Molly Gloss, on the other hand, is pure Oregon, and her latest novel (she's probably best known for The Jump Off Creek, which won the Oregon Book Award), is Falling From Horses,(Houghton Mifflin Harcourt). Her newest follows Bud Frazer, a young ranch hand who wants to make it big in Hollywood as a stunt man, while his parents (first chronicled in The Hearts of Horses) make do at the ranch, a particular struggle when their other child, a daughter, goes missing. Emily Chenoweth reviews the book and profiles Gloss in The Oregonian while Kirkus proposes that "the acute sense of time and place, coupled with a cast of characters drawn with unsentimental but abiding affection, makes for a hypnotic read."

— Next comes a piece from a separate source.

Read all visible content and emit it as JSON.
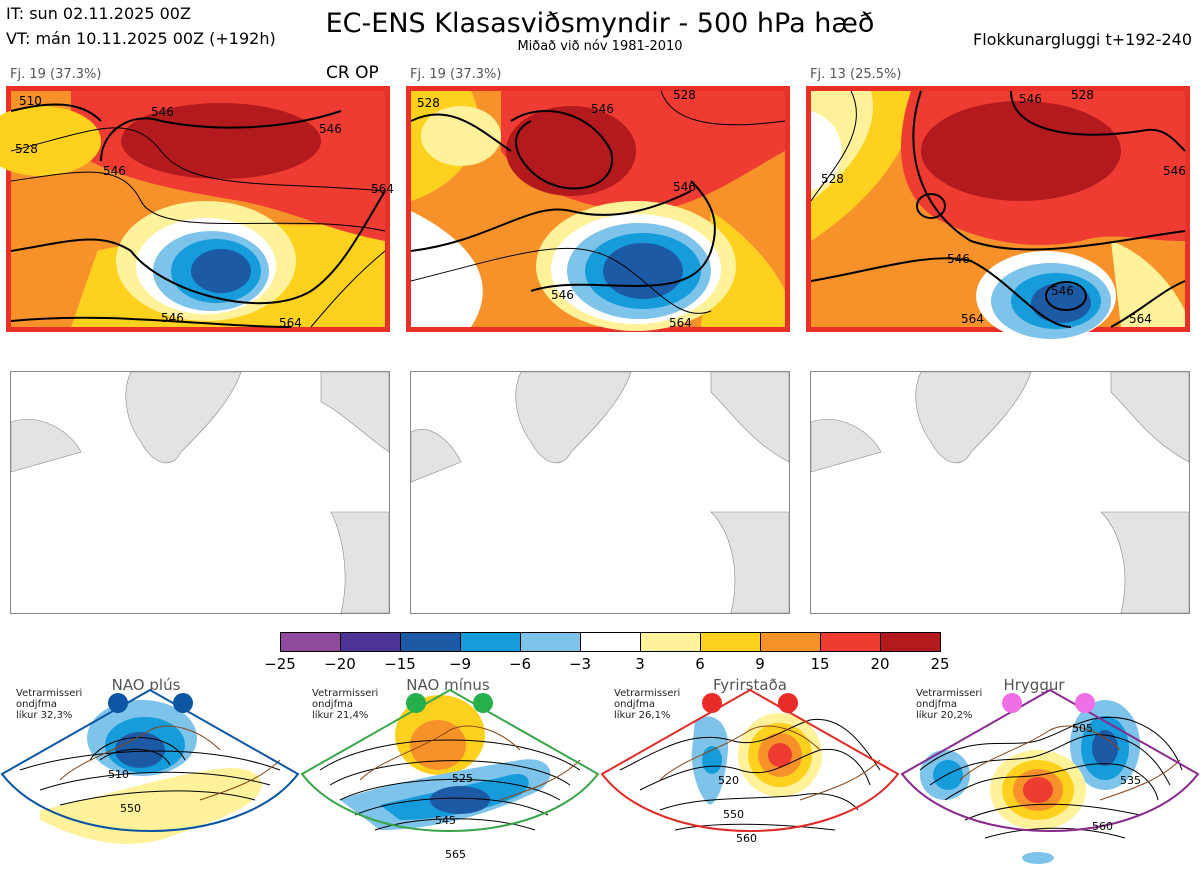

Since I've been thinking a lot about the Scotiabank Giller Prize, with us hosting not one but two of the finalists, Miriam Toews on November 11 and David Bezmozgis on November 17, I thought I'd mention that the second novel by Johanna Skribsrud, winner for The Sentimentalists, has just come out. The first thing to know about Quartet for the End of Time (Norton) is that its structured around a chamber piece by French composer Olivier Messiaen set in the years leading up to World War II. To understand the heart of the book, I first had to read up about the Bonus Army, the movement by World War I veterans to get cash payment on their bonus certificates that were not due to be paid out until 1945. So the book follows the two children of a rather stern judge, one of whom becomes an activist in the movement and the other becomes a journalist. Aparna Sanyal in The Toronto Globe and Mail wrote: "Quartet is a strange, deeply compassionate, and beautiful work.
Skibsrud’s prose, full of parenthetical asides and subordinate clauses,
suitably slows us into contemplation of an eternally recurring moment." The modernist style can be tough to pull of in a longer work, as Emily Donaldson notes in The Toronto Star.